If a crib was purchased recently, the owner can ask the retailer or manufacturer whether the crib complies with 16 CFR 1219, the new federal standard for full-size cribs, or with 16 CFR 1220, the new federal standard for non-full-size cribs.
Swedenburg said churches should comply with the law, and beyond the safety and litigation risks, incompliant churches could send a negative message to parents who may be visiting for the first time.
"For guests to come to our churches looking for a place to attend, if the patterns of the past hold true, a lot of those people are going to be young adults with preschoolers," he said. "If they come into a preschool facility and they see a drop-side crib, they're going to say, 'These folks are not taking care of my kids.'
"They may be wrong about that assumption, but any time churches fail to do something that even the parents are aware of, they're going to think the church is not safe," Swedenburg said. "So churches really need to take care of this.
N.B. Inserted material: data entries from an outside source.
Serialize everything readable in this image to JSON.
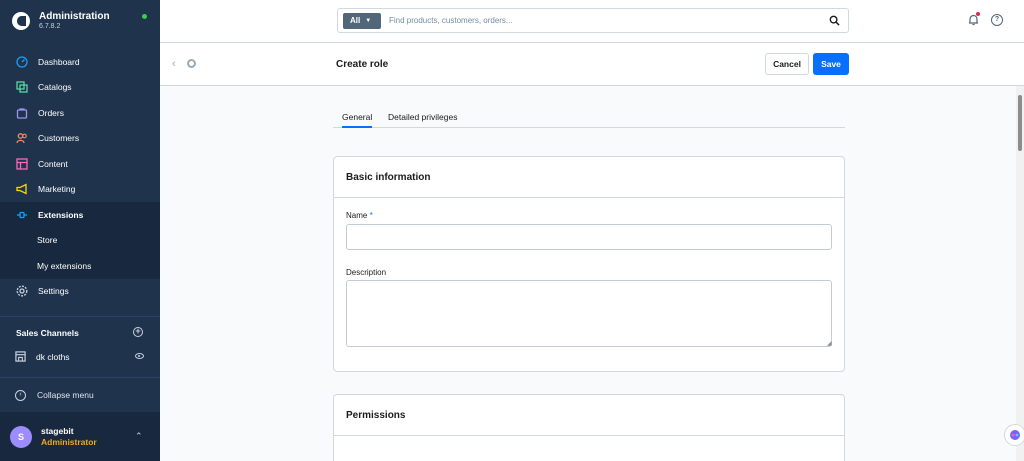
{
  "brand": {
    "title": "Administration",
    "version": "6.7.8.2"
  },
  "nav": [
    {
      "label": "Dashboard",
      "icon": "gauge-icon",
      "color": "#189eff"
    },
    {
      "label": "Catalogs",
      "icon": "products-icon",
      "color": "#57d9a3"
    },
    {
      "label": "Orders",
      "icon": "shopping-bag-icon",
      "color": "#a092f0"
    },
    {
      "label": "Customers",
      "icon": "users-icon",
      "color": "#f88962"
    },
    {
      "label": "Content",
      "icon": "content-icon",
      "color": "#ff68b4"
    },
    {
      "label": "Marketing",
      "icon": "megaphone-icon",
      "color": "#ffd700"
    },
    {
      "label": "Extensions",
      "icon": "plug-icon",
      "color": "#189eff"
    }
  ],
  "nav_sub": [
    {
      "label": "Store"
    },
    {
      "label": "My extensions"
    }
  ],
  "settings": {
    "label": "Settings"
  },
  "sales_channels": {
    "heading": "Sales Channels",
    "items": [
      {
        "label": "dk cloths"
      }
    ]
  },
  "collapse": {
    "label": "Collapse menu"
  },
  "user": {
    "initial": "S",
    "name": "stagebit",
    "role": "Administrator"
  },
  "search": {
    "type": "All",
    "placeholder": "Find products, customers, orders..."
  },
  "smartbar": {
    "title": "Create role",
    "cancel": "Cancel",
    "save": "Save"
  },
  "tabs": [
    {
      "label": "General"
    },
    {
      "label": "Detailed privileges"
    }
  ],
  "basic_info": {
    "title": "Basic information",
    "name_label": "Name",
    "name_required": "*",
    "name_value": "",
    "description_label": "Description",
    "description_value": ""
  },
  "permissions": {
    "title": "Permissions"
  },
  "colors": {
    "sidebar": "#1f334d",
    "accent": "#0870ff",
    "online": "#37d046"
  }
}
It's the kind of thing that these young parents probably would not call to the attention of the church. They would just not come back."
Gaelen Cole, a property and casualty program manager with GuideStone Financial Resources, said standard insurance policies will have coverage for the liability coming from defective products.
"As long as the church has made reasonable efforts to remove known defective cribs, there should be little problem with the church bearing the brunt of the negligence," Cole said.
"However, if the church has not done so, there can be negligence attaching to the church for failure to follow up on known, well-publicized product recalls. Even in that case the church's insurer should defend it, but then the limits of liability carried by the church could come into question. Standard General Liability policies have a $1 million per-claim limit.
"If that limit is exhausted -- which could easily happen with a serious claim, especially if life-long disabilities are involved -- the church would be protected by also having an 'umbrella' or 'excess liability' policy with additional limits of coverage," Cole said. "These policies can have limits from an additional $1 million to $5 or even $10 million for premiums that may cost up to a few thousand dollars, depending on the specific insurer and church."
Swedenburg said churches need to have a plan in place to convert to compliant cribs by the end of 2012.
"They might be able to set aside some funds on a monthly basis or just purchase one at a time as they're able," he said.
Ron Chandler, manager of the direct sales section of LifeWay Christian Resources, said LifeWay is aware of the new regulations and wants to assist churches in making the transition.
"We realize the burden this might put on churches, especially in these times, so we are working on some special financing and pricing for churches," Chandler said.
Erin Roach is an assistant editor of Baptist Press.